I wouldn't give my 10 year old the same things as my 13 year old so the rules have carried down to sc.

OP posts:
Berga · 19/01/2025 14:10

2025letsmakeitthebest · 19/01/2025 14:04

Dh agrees that sc has things that are not age appropriate at the mums house.
We try and get out with the children and avoid too much screen time whereas she is happy to have him in front of a screen all day long. She is also happy for him to have fizzy drinks from the age of 5 whereas our house that's not allowed.

Ah in that case, (and thank you for being fair on the only child statement), I think different rules in different houses are fine.

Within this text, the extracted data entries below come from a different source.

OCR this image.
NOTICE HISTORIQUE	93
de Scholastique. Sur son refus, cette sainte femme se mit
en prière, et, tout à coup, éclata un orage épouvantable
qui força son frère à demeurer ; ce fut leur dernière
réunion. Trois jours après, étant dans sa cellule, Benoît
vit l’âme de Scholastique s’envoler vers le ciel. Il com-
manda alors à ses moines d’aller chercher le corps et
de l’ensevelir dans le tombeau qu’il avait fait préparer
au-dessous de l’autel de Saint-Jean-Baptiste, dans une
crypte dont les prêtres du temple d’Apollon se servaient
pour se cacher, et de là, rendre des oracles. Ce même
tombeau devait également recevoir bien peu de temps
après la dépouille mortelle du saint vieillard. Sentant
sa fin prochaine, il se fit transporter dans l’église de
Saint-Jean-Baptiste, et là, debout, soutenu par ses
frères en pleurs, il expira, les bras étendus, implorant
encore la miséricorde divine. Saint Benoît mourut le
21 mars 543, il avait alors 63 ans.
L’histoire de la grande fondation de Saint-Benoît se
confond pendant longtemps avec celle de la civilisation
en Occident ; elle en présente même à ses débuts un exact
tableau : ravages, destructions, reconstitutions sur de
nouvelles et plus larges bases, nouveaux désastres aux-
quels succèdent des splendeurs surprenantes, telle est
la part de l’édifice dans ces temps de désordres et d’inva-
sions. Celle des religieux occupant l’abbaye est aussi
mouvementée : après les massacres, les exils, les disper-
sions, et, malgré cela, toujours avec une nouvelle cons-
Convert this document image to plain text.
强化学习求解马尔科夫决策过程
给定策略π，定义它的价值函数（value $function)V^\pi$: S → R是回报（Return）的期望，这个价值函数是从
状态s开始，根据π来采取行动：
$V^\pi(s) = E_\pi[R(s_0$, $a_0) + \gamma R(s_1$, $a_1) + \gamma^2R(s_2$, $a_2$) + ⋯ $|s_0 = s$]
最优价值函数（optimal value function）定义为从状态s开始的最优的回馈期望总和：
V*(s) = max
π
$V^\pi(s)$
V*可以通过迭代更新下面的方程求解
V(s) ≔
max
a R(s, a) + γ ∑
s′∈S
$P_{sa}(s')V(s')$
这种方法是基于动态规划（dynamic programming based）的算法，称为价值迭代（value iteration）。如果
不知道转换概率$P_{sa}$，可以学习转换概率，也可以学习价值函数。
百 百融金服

Opposing parenting styles contributed to the end of my marriage. My DC have always had different rules at each house, quite opposite in fact. They are 18 now, it's been fine.

2025letsmakeitthebest · 19/01/2025 14:10

@Whoarethoseguys
My youngest and sc play together lots with toys and yes we do things like family board games, family films and walks etc. I don't feel at 6 years old sc is ready for the things mine have. If I give him something at a younger age than mine had it then that's not true to our family 'rules' or true to our parenting style.
He had a fully functioning smart phone for his 6th birthday. With no restrictions etc and access to adult things. I won't allow that in our house as my 10 year old doesn't have a phone and that's our house rules.

OP posts:
2025letsmakeitthebest · 19/01/2025 14:14

@Berga
Thank you for this. I had split parents and different rules and routines for each house.
Exw is expecting things to be the same here as at hers and that just doesn't work. There are 3 other children here to consider too and it has to be fair for them all.
As I said previously, Exw has said he can bring his small handheld older console over here so hopefully that will make it seem a bit more fair for him. But we will continue to encourage less screen time and more fresh air and outside time.

OP posts:
LoremIpsumCici · 19/01/2025 14:14

while your house your rules makes sense, it is also a good idea to discuss rules with the co-parent so the child has as much consistency as possible. It wouldn’t hurt your DC, for example, if you allowed them 1 fizzy drink every other weekend so their step-sibling could have consistency between homes.

It shouldn’t be a pissing contest, it should be more what is best for a child that is being forced to live in two homes because of the actions of his parents. Children need familiar routines and consistency in the treats and toys they can expect on the weekend.

TallNeckedGiraffe · 19/01/2025 14:14

Can his father seek longer contact time?